Fig. 2 Parcellated seneorimotor-to-visual gradient map
Fig. 3 Randomly permutated seneorimotor-to-visual gradient maps
Note
So far, zoom only supports the automated processing of surface‑based images. For volume‑based images, we recommend
using brainsmash to implement the parameterized spatial permutation model, which can be found here.
The single-cell RNA sequencing data
The core functionality of zoom is to compute enrichment scores for SBP‑relevant gene sets at the single‑cell level.

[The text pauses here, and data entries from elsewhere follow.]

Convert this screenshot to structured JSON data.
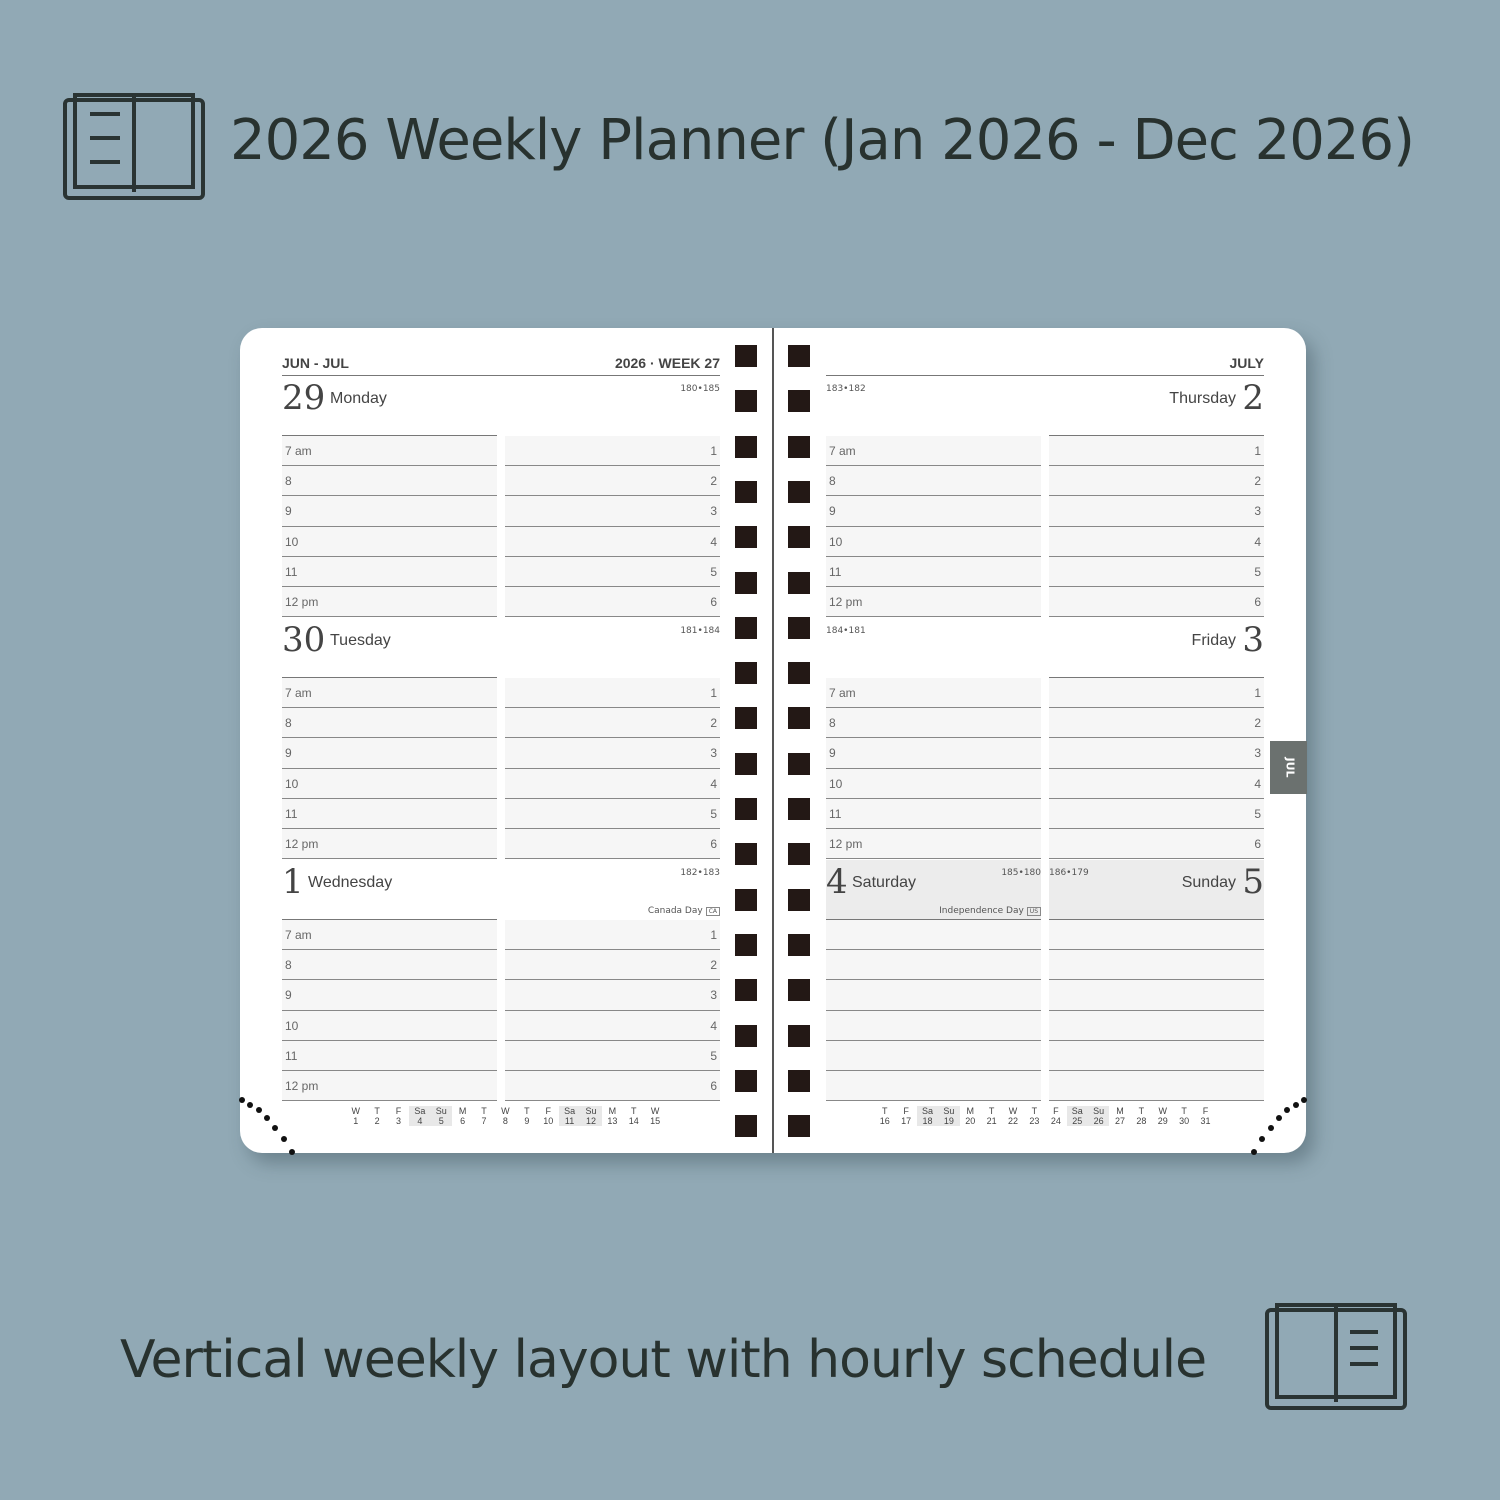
{
  "header": {
    "title": "2026 Weekly Planner (Jan 2026 - Dec 2026)",
    "icon": "open-book-icon"
  },
  "footer": {
    "subtitle": "Vertical weekly layout with hourly schedule",
    "icon": "open-book-icon"
  },
  "planner": {
    "left": {
      "range": "JUN - JUL",
      "week": "2026 · WEEK 27",
      "days": [
        {
          "num": "29",
          "name": "Monday",
          "count": "180•185",
          "holiday": ""
        },
        {
          "num": "30",
          "name": "Tuesday",
          "count": "181•184",
          "holiday": ""
        },
        {
          "num": "1",
          "name": "Wednesday",
          "count": "182•183",
          "holiday": "Canada Day",
          "badge": "CA"
        }
      ],
      "mini": [
        [
          "W",
          "1"
        ],
        [
          "T",
          "2"
        ],
        [
          "F",
          "3"
        ],
        [
          "Sa",
          "4"
        ],
        [
          "Su",
          "5"
        ],
        [
          "M",
          "6"
        ],
        [
          "T",
          "7"
        ],
        [
          "W",
          "8"
        ],
        [
          "T",
          "9"
        ],
        [
          "F",
          "10"
        ],
        [
          "Sa",
          "11"
        ],
        [
          "Su",
          "12"
        ],
        [
          "M",
          "13"
        ],
        [
          "T",
          "14"
        ],
        [
          "W",
          "15"
        ]
      ]
    },
    "right": {
      "month": "JULY",
      "days": [
        {
          "num": "2",
          "name": "Thursday",
          "count": "183•182"
        },
        {
          "num": "3",
          "name": "Friday",
          "count": "184•181"
        }
      ],
      "weekend": [
        {
          "num": "4",
          "name": "Saturday",
          "count": "185•180",
          "holiday": "Independence Day",
          "badge": "US"
        },
        {
          "num": "5",
          "name": "Sunday",
          "count": "186•179"
        }
      ],
      "mini": [
        [
          "T",
          "16"
        ],
        [
          "F",
          "17"
        ],
        [
          "Sa",
          "18"
        ],
        [
          "Su",
          "19"
        ],
        [
          "M",
          "20"
        ],
        [
          "T",
          "21"
        ],
        [
          "W",
          "22"
        ],
        [
          "T",
          "23"
        ],
        [
          "F",
          "24"
        ],
        [
          "Sa",
          "25"
        ],
        [
          "Su",
          "26"
        ],
        [
          "M",
          "27"
        ],
        [
          "T",
          "28"
        ],
        [
          "W",
          "29"
        ],
        [
          "T",
          "30"
        ],
        [
          "F",
          "31"
        ]
      ]
    },
    "hours_am": [
      "7 am",
      "8",
      "9",
      "10",
      "11",
      "12 pm"
    ],
    "hours_pm": [
      "1",
      "2",
      "3",
      "4",
      "5",
      "6"
    ],
    "tab": "JUL"
  }
}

To achieve this, we require a human brain single‑cell RNA sequencing (scRNA-seq) dataset. Here, we use the integrated
scRNA‑seq dataset of the adult cortex collected by Nano, P. R. et al.,
which we have re‑integrated and re‑annotated. We then visualize the cell type annotation using scanpy:
>>> import scanpy as sc
>>> adata = sc.read_h5ad("/path/to/integrated.adult_ctx.h5ad")
>>> sc.pl.embedding(
adata,
basis='umap',
color='Cluster',
title='',
show=False
)
Fig. 4 UMAP plot of scRNA-seq dataset, colored by cell type annotation
Next, to mitigate errors introduced by technical noise and biological replicates in the raw gene expression matrix,
while highlighting genes of particular relevance to specific cell subpopulations, we computed the rank‑based Gene
Specificity Score (GSS) proposed by Song, L. et al. in
gsMap, based on which single‑cell enrichment scores will be calculated. Users can calculate the GSS for scRNA‑seq
datasets using the following code:
>>> from zoom import sc_tool as sct
>>> adata = sct.compute_gss(
adata,
d=50,
n_jobs=-1 # use parallel computation
)
Note
Since zoom.sc_tool.compute_gss() iterates over individual cells, it can be very time‑consuming for large
datasets despite parallelization. For reference, processing 500,000 cells on 48 cores takes approximately 12
hours. Please be patient. And we recommend saving the resulting AnnData object from this step to a new
.h5ad file.
The above code will add a gss entry to adata.layers. Taking HRH3 as an example, HRH3 is broadly expressed
across various cell types in the human cortex. However, the GSS indicates that HRH3 is most critical for a small
subset of VIP interneurons, as illustrated below:
Fig. 5 UMAP plot of normalized expression (left) and GSS (right) of HRH3
Arguments to zoom.sc_tool.compute_gss()
- d int, default 50
Number of nearest neighbors for each cell, based on which GSS will be calculated.
- gss_limit float, default 200.0
Allowed maximum GSS value to avoid over-representation.
The files produced by the three steps above will serve as inputs to the main class in zoom to associate SBPs with
the scRNA‑seq dataset, which will be described in the following sections.